Despite the dominance of English in the world today, and especially its preponderance on the Internet, only a portion of that global communication is done in English, or even in the Latin alphabet. The distribution of languages around the world is uneven, and any attempt to map them must of necessity lie, through oversimplification. People speak more than one language, whether well or badly; people move around, and learn or forget; people play with their language, making jargon and inventing new terms; people hear new words on television or radio, or in the local marketplace, and adapt them to their own use. Almost all the languages in the world today can be written, even those that were once purely oral; and once a language is written, there develops a constant back and forth between its written forms and its spoken forms, each influencing the other. In order to communicate in our many tongues, we need type.

The number of writing systems in the world is large, although a few have become especially widespread: the Latin alphabet, the Cyrillic, the Arabic; the Chinese ideographic system; Japanese syllabic writing; Devanagari and its relatives in India. Some scripts, such as the Hebrew and Greek alphabets, have a high profile even though the number of people speaking their languages is relatively small. Other writing systems are used by multitudes, but are not widely known outside their native areas.

All of these writing systems started out as handwriting, but today they are all reproduced – and widely read – as type. Now that we can send digital text to each other, we find ourselves up against a technological problem: how to make sure that the text we send can be read correctly when it is printed on paper, or when it appears on someone else’s computer screen. Anyone who has tried to use accented characters in an e-mail message knows how uncertain this can be.

The year 2001 was declared, by the United Nations, the ‘Year of Dialogue among Civilizations.’ The events of 2001 made it clear just how important that dialogue can be, and how much we suffer if it’s neglected or misunderstood. As part of this Year of Dialogue, the Association Typographique Internationale (ATypI) sponsored an international competition for the best type designs of the previous five years – in all alphabets and writing systems, used in any language, from anywhere in the world. The competition was organized in New York and Moscow, an office was set up in Moscow, and the whole project was given the somewhat playful name bukva:raz! (‘letter:one!’ in Russian). The judging was done in December 2001 by an international jury of distinguished typographers and type designers, who chose the 100 best type designs out of those submitted. The winning designs are shown in this book, along with information on the typefaces and their designers. To put them in context and provide some depth of information about a few of the different scripts shown here, we asked type experts from around the world to write essays on several different writing systems and the problems of designing type for them.
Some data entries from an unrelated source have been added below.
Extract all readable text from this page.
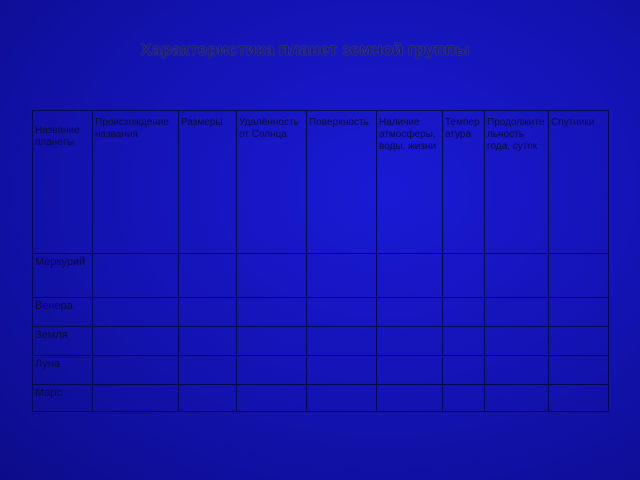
Характеристика планет земной группы
Название планеты	Происхождение названия	Размеры	Удалённость от Солнца	Поверхность	Наличие атмосферы, воды, жизни	Температура	Продолжительность года, суток	Спутники
Меркурий								
Венера								
Земля								
Луна								
Марс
The voices heard in these essays are diverse and individual. This is not a definitive ‘official’ overview. In the spirit of the book’s ecumenical nature, we have made no attempt to homogenize them into a single style, and we have followed the authors’ preferences in using either American or British spelling conventions. (For clarity, though, we have adopted a consistent style of punctuation.) Although considerable thought has been given over the years to coming up with agreed-upon definitions for typographic terms like ‘character,’ ‘glyph,’ ‘letter,’ and so on, we have left it up to each writer to decide how to use them. The purpose of this looseness is not to create cacophony, but to allow each voice to be heard in its own cadences and accents.

The proportion of Latin and non-Latin typefaces among the bukva:raz! winners is not a reflection of the distribution of scripts or typefaces in the world. It is simply a reflection of the typefaces that were entered – and, among those, of which ones the jury chose. Not surprisingly, in an information world currently dominated by Western European languages, there were more Latin typefaces than any other kind. But such things are fluid; in another year, the mix might change. Language Culture Type is a benchmark of where we stand today in both the craft and the technology of making typefaces for use in global communication.